By Phillip B. Rarick, Esq., Miami Asset Protection Attorney
Last summer in the case of Olmstead V. F.T.C the Florida Supreme Court held that a charging order is not the exclusive remedy against a single member LLC and indicated that it may not be the exclusive remedy against a multi-member LLC. 2010 WL 2518106 (Fla. June 24, 2010.) This case revealed a major flaw in Florida law for LLC’s: it showed that a Florida LLC could be attacked more easily since the creditor of a single member LLC was not limited to a charging order against a LLC member, but rather could step into the shoes of the member.

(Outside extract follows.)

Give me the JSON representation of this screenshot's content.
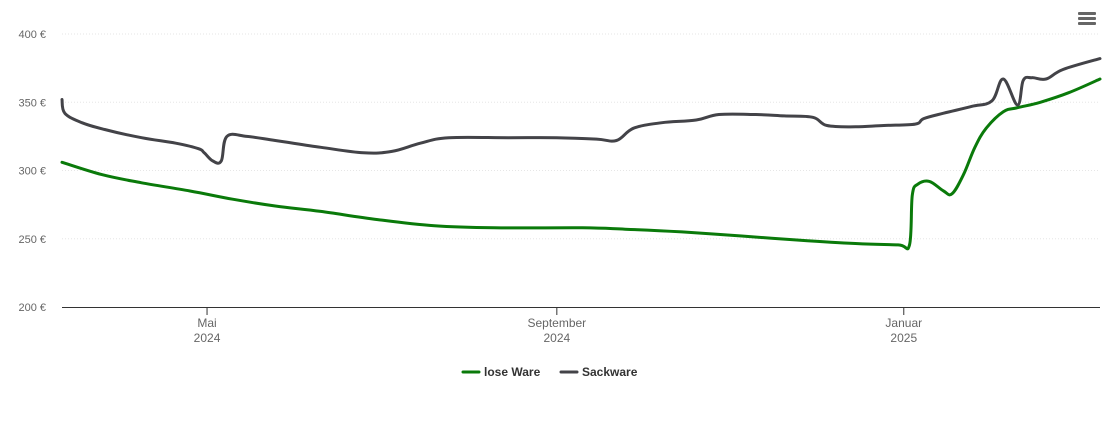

The new legislation, HB 253, signed by the Governor on May 31, makes clear that a charging order is the exclusive remedy against a multi-member and single member LLC. However, for a single member LLC, the new law provides a significant exception that creditors may be able to utilize to penetrate the LLC, rendering single member LLC’s still vulnerable.
Who is Impacted by this Legislation:
Anyone with an ownership interest in a single member or multi-member Florida limited liability company (LLC).
Key Points of HB 253
1. Clarifies that the application of Olmstead does not extend to multi-member LLC’s.
2. Provides that a charging order is the “sole and exclusive remedy” by which a judgment creditor of a LLC member may satisfy a judgment from a judgment debtors interest in an LLC. Therefore, the remedy of foreclosure on a judgment debtor’s interest is not available to the creditor.
3. With respect to a single member LLC, the charging order is the “sole and exclusive remedy” available to the creditor. However, unlike the multi-member LLC, the new legislation creates an exception: if the creditor establishes that distributions under a charging order will not satisfy the judgment within a “reasonable time” then the charging order is not the exclusive remedy, and the court may order the sale of member’s interest in the LLC pursuant to a foreclosure sale.
Take Away Points
1. If you have a single member LLC, consider adding an additional member, even if only a 5-10% interest.
2. If adding an additional member is not feasible, (a) convert to a Florida limited partnership or specifically, a limited liability limited partnership (LLLP); or (b) consider an off-shore LLC, such as a Nevis LLC.
3. Multi-member Florida LLC’s should provide high-quality asset protection for the members.
4. Every LLC should have an up-to-date, robust and comprehensive Operating Agreement that limits a creditor’s rights and has numerous other provisions preventing a creditor from disrupting the business operation of the LLC.
5. Do not try to set up an LLC by yourself; consult with a Florida attorney who concentrates in asset protection or corporate law.
The new Florida legislation does fix a major flaw in Florida law for multi-member LLC’s by clearly stating that a charging order is the sole remedy available to a creditor. The fix for a single member LLC is not as good, in fact, it may prove to be illusory: a creditor can still by-pass the charging order restriction by showing that the charging order will not satisfy the judgment within a reasonable time.
Asset protection law is a specialized and complex area of law. The information on this blog is of a general nature and is not intended to answer any individual’s legal questions. Do not rely on information presented herein to address your individual legal concerns. If you have a legal question about your individual facts and circumstances, you should consult an attorney that is experienced in asset protection law. Your receipt of information from this website or blog does not create an attorney-client relationship and the legal privileges inherent therein.